An increasing numbers of law offices across a widening spectrum of practice areas are looking to apply advanced technology based upon deep learning and artificial intelligence (AI) to improve their operations.  Now we can add information governance to this group if applications.

Microsoft (MS) has recently announced their own entry into this sector with an announcement on their Office 365 blog in a post entitled New Office 365 Capabilities Help You Proactively Manage Security and Compliance Risk, dated February 10, 2017. The limited release of a preview of these tools may indeed signal the arrival of something truly new and different for many law offices and their clients. Let’s take a brief look here and summarize what MS is saying in their announcement, why learning more about them might be helpful to law offices and their clients, and then raise some additional question.

These new tools for Office 365 are called Advanced Data Governance. They are intended to “help customers manage the exploding volume and increasing complexity of corporate data”. AI and machine learning methods are being deployed in this new tool set by MS in their efforts to help enterprise clients with their data retention that would lead to improved company-wide compliance. This includes the capabilities to “classify, set policy and take action” on critical information and make recommendations.

This new tool set includes the means to:

  • Import and classify data from your own or third-party organization archives.
  • Make policy recommendations supported by machine learning about “your data, classifications, industry” and other categories.
  • Retain only what is is important to the organization by using a range of classification criteria. Integration with other systems enables users to activate retention “based upon events” they define.

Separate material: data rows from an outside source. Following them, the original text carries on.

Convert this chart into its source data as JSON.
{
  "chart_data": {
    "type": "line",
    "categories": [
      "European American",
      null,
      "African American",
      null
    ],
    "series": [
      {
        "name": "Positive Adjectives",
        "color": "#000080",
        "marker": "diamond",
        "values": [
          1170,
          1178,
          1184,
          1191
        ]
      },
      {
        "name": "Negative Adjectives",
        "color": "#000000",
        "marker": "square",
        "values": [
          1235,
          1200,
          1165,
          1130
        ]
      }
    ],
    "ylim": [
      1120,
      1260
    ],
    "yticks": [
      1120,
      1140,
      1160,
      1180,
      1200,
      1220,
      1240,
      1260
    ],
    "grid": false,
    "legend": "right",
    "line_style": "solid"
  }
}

Essentially, MS Advanced Data Governance intends to preserve high value data and purge redundant or obsolete data through the integration of machine intelligence.

Follow up questions:

  • Can this system be somehow be encoded with a company’s official document retention policy? If so, how is this done? That is, can information governance policy be reduced to a set of rules whereby the machine intelligence capabilities of this system can adequately implement them and react to any new information governance questions that arise?
  • Will this new system enable organizations to reduce the number of staff hours devoted to records maintenance and information governance?
  • Is this system robust enough for law offices and corporate general counsels’ offices? If so, does it adequately scale for all different size firms and offices?
  • Does this system have the capacity to handle document retention policies across a potential range of domestic and foreign jurisdictions where rules might vary?